When can you direct employees to work?
Under s114 of the Fair Work Act an employer may request an employee to work on a Public Holiday if the request is deemed ‘reasonable’. Conversely, an employee can refuse if the request is not reasonable or where the refusal is reasonable.
A ‘reasonable’ request or refusal would take in to account factors such as:
- The nature of the employers workplace;
- Type of employment (FT, PT, casual) and the nature of the work;
- The employees personal circumstances;
- The amount of notice in advance given;
- Entitlement to receive overtime etc that reflects expectation of work on PH
What do you have to pay your employees on Public Holidays?
If employee works on a Public Holiday the employer should pay penalty rates that comply with the requirements in the Award or Enterprise Agreement. If the Award or EA is silent, check for requirements laid down in the employees’ employment contract.
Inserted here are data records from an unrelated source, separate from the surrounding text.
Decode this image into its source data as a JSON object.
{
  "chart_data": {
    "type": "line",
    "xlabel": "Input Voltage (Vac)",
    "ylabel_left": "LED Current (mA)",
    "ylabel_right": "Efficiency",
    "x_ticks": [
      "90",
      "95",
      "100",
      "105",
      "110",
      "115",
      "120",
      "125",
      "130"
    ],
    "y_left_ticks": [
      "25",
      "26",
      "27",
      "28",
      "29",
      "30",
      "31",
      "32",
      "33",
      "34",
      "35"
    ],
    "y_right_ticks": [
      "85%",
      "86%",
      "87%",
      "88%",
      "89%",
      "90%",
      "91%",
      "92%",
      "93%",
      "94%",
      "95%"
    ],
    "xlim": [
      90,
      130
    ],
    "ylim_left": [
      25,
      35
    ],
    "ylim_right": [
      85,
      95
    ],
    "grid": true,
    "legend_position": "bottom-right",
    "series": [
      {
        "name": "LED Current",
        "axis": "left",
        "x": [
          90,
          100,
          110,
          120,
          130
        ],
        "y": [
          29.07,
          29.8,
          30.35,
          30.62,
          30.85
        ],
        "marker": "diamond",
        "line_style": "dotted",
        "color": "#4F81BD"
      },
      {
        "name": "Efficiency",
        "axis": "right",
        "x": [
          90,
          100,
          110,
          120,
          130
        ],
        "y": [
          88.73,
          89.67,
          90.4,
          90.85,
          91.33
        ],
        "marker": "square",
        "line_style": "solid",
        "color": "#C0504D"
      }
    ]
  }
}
If the employee doesn’t work on a Public Holiday, Section 116 of the Fair Work Act requires that the employer pays at the employee’s base rate of pay – excludes loadings, allowances, penalty rates etc. If the employee is not rostered to work they are not entitled to payment.
If a Public Holiday clashes with period of annual leave the employer cannot deduct the Public Holiday from the employees annual leave balance.
Substituting Public Holidays
Employers and employees may agree to substitute a day or part-day Public Holiday for another day. Since October 2019 most Awards have removed the employer’s ability to unilaterally substitute a Public Holiday or substitute a Public Holiday with agreement of the majority of staff, and replaced it with the ability for employers and individual employees to agree to substitute a Public Holiday.
From all here at Ezra Legal we wish you a safe and merry Festive Season.